Chapter 42 Radiopharmacy
Elements that emit radiation are known as radionuclides and have a number of applications in medicine. Radiopharmacy in hospital practice is concerned with the manufacture or preparation of radioactive medicines known as radiopharmaceuticals. These have two main applications in medicine:
Diagnostic radiopharmaceuticals may be classified into two types:In diagnostic imaging, gamma-emitting radionuclides are used, since their interaction with tissue is much less than that of particulate emitters and will cause significantly less damage to tissue. Radiopharmaceuticals are administered to the patient, usually by the intravenous (IV) route, and distribute into a particular organ. The radiation is then detected externally using a special scintillation detector known as a gamma-camera. These are used by nuclear medicine departments to image the distribution of the radiopharmaceutical within the patient’s body. Using the gamma-camera in conjunction with a computer system it is not only possible to produce static images of an organ, but also to examine how the radiopharmaceutical moves through an organ. These dynamic images describe how the organ is functioning. It is also possible to create images in three dimensions, a process known as single photon emission computerized tomography (SPECT) when used in combination with gamma-emitting radionuclides such as 99mTc and positron emission tomography (PET) when used in combination with positron-emitting radionuclides such as 18F.
It is important to note that for the safe production of radiopharmaceuticals, the radiopharmacy must be designed to comply with, and procedures must follow, good manufacturing practice and good radiation protection practice. Radiopharmacists working in this field are part of a multidisciplinary team which includes physicians, physicists, radiochemists and technicians from the field of pharmacy as well as nuclear medicine. As part of this team, they not only ensure that the radiopharmaceuticals will give high-quality clinical information, but also that they are safe for both patient and user alike.
Alpha-decay is the process whereby a nucleus emits a helium nucleus, or alpha-particle. This commonly occurs with heavy nuclei (e.g. 226Ra: 22688Ra → 22286Rn + alpha).

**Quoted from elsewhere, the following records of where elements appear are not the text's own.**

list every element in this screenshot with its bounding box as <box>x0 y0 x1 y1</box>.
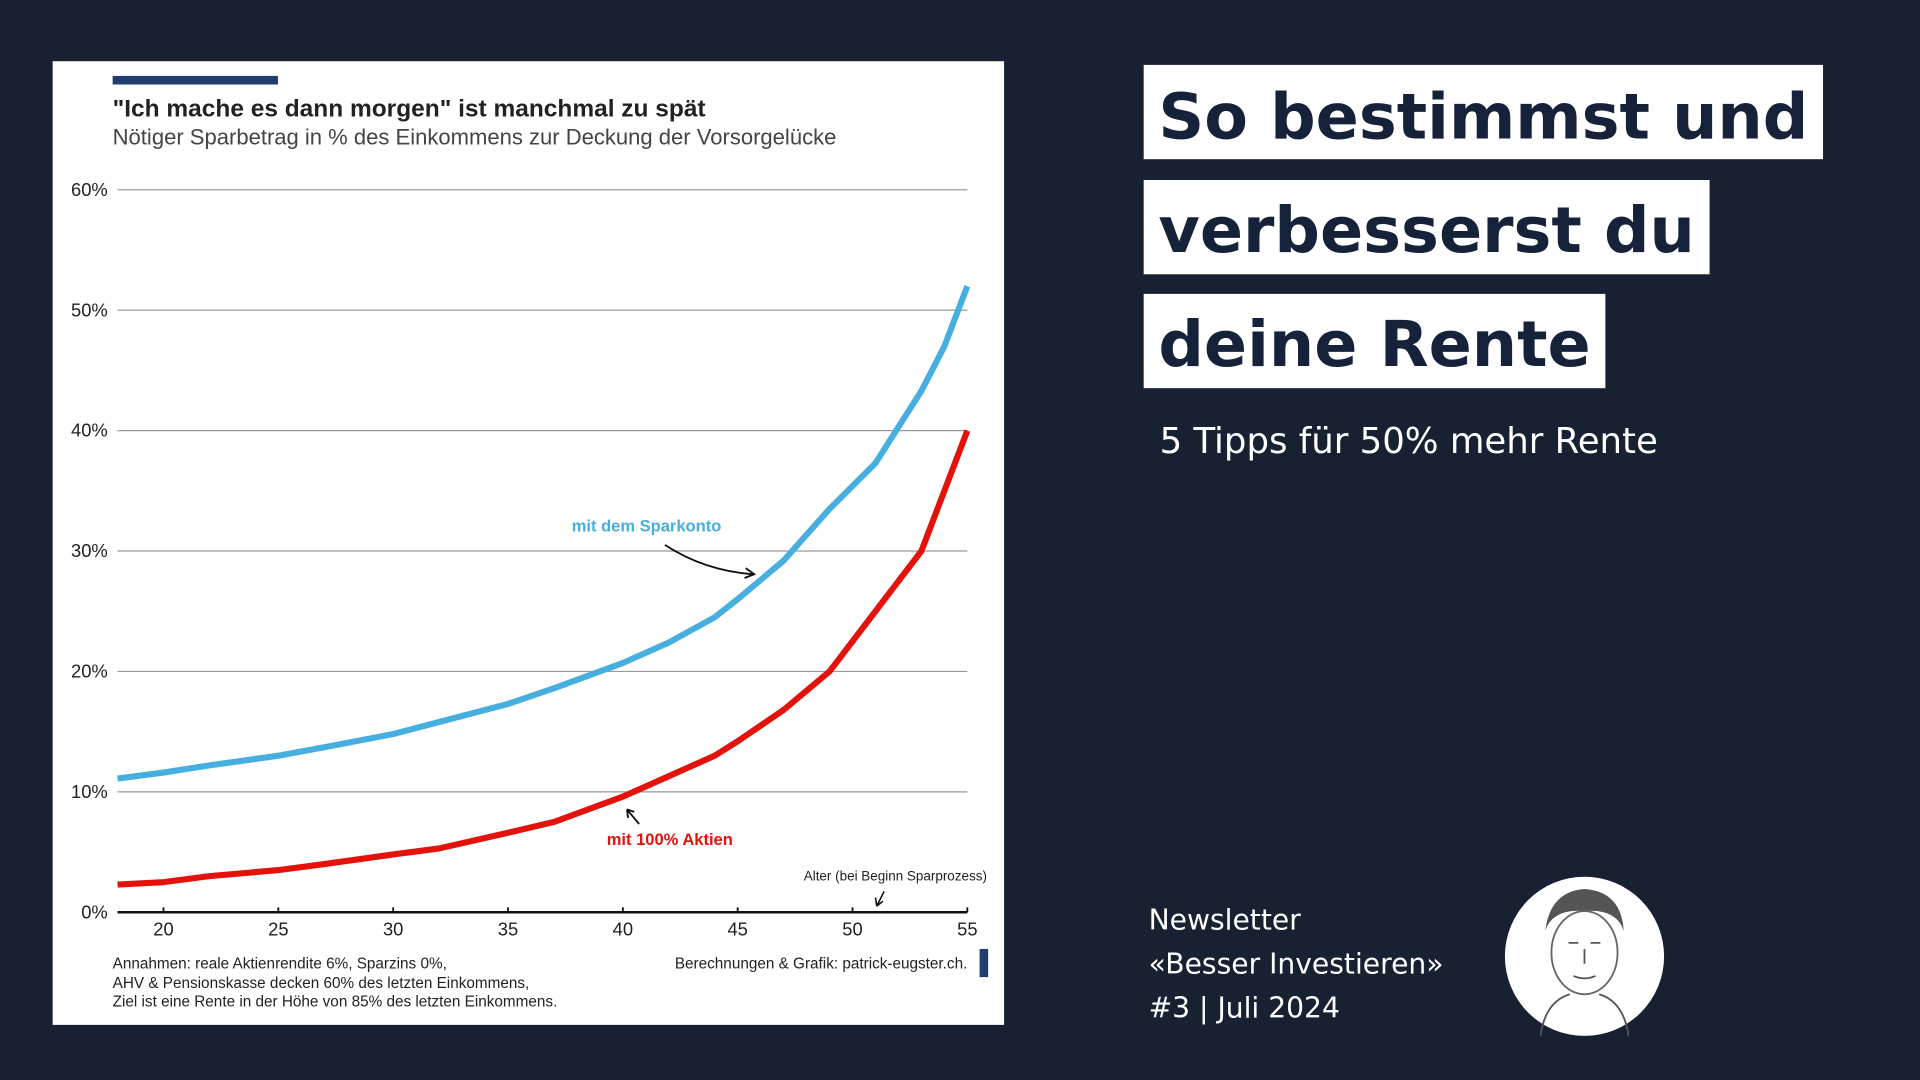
x-tick-label: 30 <box>383 919 403 940</box>
chart-panel <box>52 61 1005 1025</box>
newsletter-line: #3 | Juli 2024 <box>1149 992 1340 1025</box>
chart-title: "Ich mache es dann morgen" ist manchmal … <box>113 95 706 122</box>
y-tick-label: 0% <box>81 901 108 922</box>
y-tick-label: 40% <box>71 420 108 441</box>
annotation-arrow <box>744 567 757 579</box>
avatar <box>1504 876 1665 1037</box>
y-tick-label: 30% <box>71 540 108 561</box>
headline: So bestimmst und verbesserst du deine Re… <box>1143 64 1824 389</box>
annotation-arrow <box>874 891 885 907</box>
x-tick-label: 25 <box>268 919 288 940</box>
chart-subtitle: Nötiger Sparbetrag in % des Einkommens z… <box>113 124 837 149</box>
series-line <box>117 285 971 782</box>
x-tick-label: 55 <box>957 919 977 940</box>
accent-bar <box>112 75 278 85</box>
headline-box <box>1143 180 1710 275</box>
y-tick-label: 10% <box>71 781 108 802</box>
headline-subtitle: 5 Tipps für 50% mehr Rente <box>1160 421 1658 462</box>
annotation-arrow <box>664 544 754 576</box>
headline-line: So bestimmst und <box>1158 80 1808 154</box>
plot: 0% 10% 20% 30% 40% 50% 60% 20 25 30 35 40 45 50 55 <box>71 179 978 940</box>
y-tick-label: 20% <box>71 661 108 682</box>
headline-box <box>1143 293 1606 389</box>
x-tick-label: 50 <box>842 919 862 940</box>
y-tick-label: 50% <box>71 299 108 320</box>
avatar-face <box>1550 910 1619 996</box>
note: AHV & Pensionskasse decken 60% des letzt… <box>113 975 530 992</box>
annotation-arrow <box>626 808 640 825</box>
x-tick-label: 20 <box>153 919 173 940</box>
series-label: mit 100% Aktien <box>607 830 733 849</box>
note: Ziel ist eine Rente in der Höhe von 85% … <box>113 994 558 1011</box>
newsletter-line: Newsletter <box>1149 903 1302 936</box>
newsletter-line: «Besser Investieren» <box>1149 947 1444 980</box>
headline-box <box>1143 64 1824 160</box>
x-tick-label: 45 <box>727 919 747 940</box>
avatar-features <box>1539 941 1630 1037</box>
series-label: mit dem Sparkonto <box>572 516 722 535</box>
note: Annahmen: reale Aktienrendite 6%, Sparzi… <box>113 956 447 973</box>
x-tick-label: 35 <box>498 919 518 940</box>
series-line <box>117 429 971 888</box>
headline-line: deine Rente <box>1158 308 1590 382</box>
y-tick-label: 60% <box>71 179 108 200</box>
avatar-hair <box>1545 888 1624 931</box>
x-axis-label: Alter (bei Beginn Sparprozess) <box>804 868 987 883</box>
source: Berechnungen & Grafik: patrick-eugster.c… <box>675 956 968 973</box>
headline-line: verbesserst du <box>1158 194 1695 268</box>
x-tick-label: 40 <box>613 919 633 940</box>
accent-bar <box>979 948 989 978</box>
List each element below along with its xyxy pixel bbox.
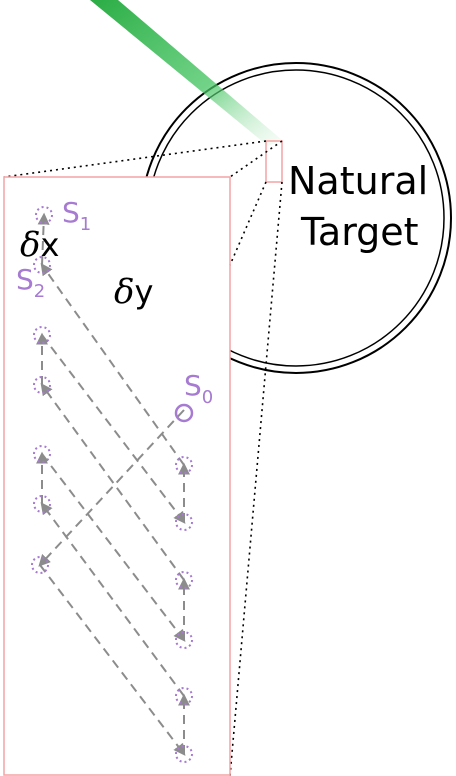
scan-point	[175, 631, 193, 649]
scan-segment	[37, 212, 50, 266]
scan-segment	[40, 502, 185, 697]
scan-point	[175, 745, 193, 763]
s0-label: S0	[184, 369, 213, 408]
s2-label: S2	[16, 263, 45, 302]
zoom-box	[3, 176, 231, 776]
delta-y-label: δy	[114, 272, 153, 312]
scan-point	[33, 495, 51, 513]
scan-point	[33, 256, 51, 274]
scan-point	[33, 326, 51, 344]
scan-point	[31, 556, 49, 574]
scan-point	[33, 445, 51, 463]
delta-x-label: δx	[20, 225, 59, 265]
scan-segment	[41, 453, 186, 642]
target-label-line2: Target	[300, 210, 419, 254]
scan-point	[175, 687, 193, 705]
scan-segment	[41, 334, 186, 524]
scan-point	[175, 571, 193, 589]
scan-segment	[40, 263, 185, 466]
zoom-source-rect	[265, 140, 283, 183]
zoom-backdrop	[4, 177, 230, 776]
scan-point	[175, 456, 193, 474]
laser-beam	[90, 0, 282, 146]
scan-segment	[40, 383, 185, 581]
scan-segment	[38, 409, 185, 567]
scan-point	[35, 206, 53, 224]
scan-points	[31, 206, 194, 763]
scan-point	[175, 513, 193, 531]
scan-start-point	[174, 403, 194, 423]
s1-label: S1	[62, 196, 91, 235]
target-label-line1: Natural	[288, 159, 428, 203]
scan-path	[36, 212, 190, 756]
scan-point	[33, 376, 51, 394]
zoom-projection-lines	[3, 140, 283, 776]
scan-segment	[39, 564, 186, 756]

Because they are heavy and positively charged, alpha-particles travel only short distances in air (∼5 mm) and only micrometer distances in tissues. Their ionizing nature would result in a highly localized radiation dose if taken internally and hence they tend not to be used in radiopharmaceuticals.
Some alpha-emitters (e.g. 137Cs) when encapsulated are used as sealed sources, emitting X-rays or gamma-rays for radiotherapy applications. Here the body is exposed to radiation externally in an attempt to treat malignant tumours.
Beta-decay occurs in two ways, one that involves the emission of a negatively charged beta−-particle, or electron, and the other that involves the emission of a positively charged beta+-particle, or positron.
Radionuclides which decay by beta−-decay tend to have nuclei that are neutron rich. They attempt to reach a more stable state by the transformation of a neutron into a proton with the emission of a beta−-particle. (e.g. 32P: 3215P → 3216S + beta−). Despite beta−-particles having a range in air of up to several meters, their range in tissues is only a few millimetres. Because of this and their highly ionizing nature, beta−-emitters tend to be used in therapeutic radiopharmaceuticals (Table 42.1).
The principle of therapeutic treatment with radionuclides is to target the radionuclide to a specific tissue within the body in an attempt to selectively damage or destroy that tissue. Ideally therapeutic beta−-emitting radionuclides should have energies of 0.5–1.5 MeV and a half-life of several days to provide a prolonged radiobiological effect.
The most widely used example of this is 131I-sodium iodide which is used in the treatment of hyperactive thyroid disease and in certain thyroid tumours. Here the physiological property of thyroid tissue is exploited to target the radionuclide to the site of action. Since thyroid tissue avidly takes up iodine in the normal synthesis of the hormone levothyroxine, radioactive iodine is also taken up and held in the thyroid tissue. Hence the radiation damage is targeted to the thyroid tissue specifically and the normal excretion of any excess iodine results in no significant damage to other organs and tissues.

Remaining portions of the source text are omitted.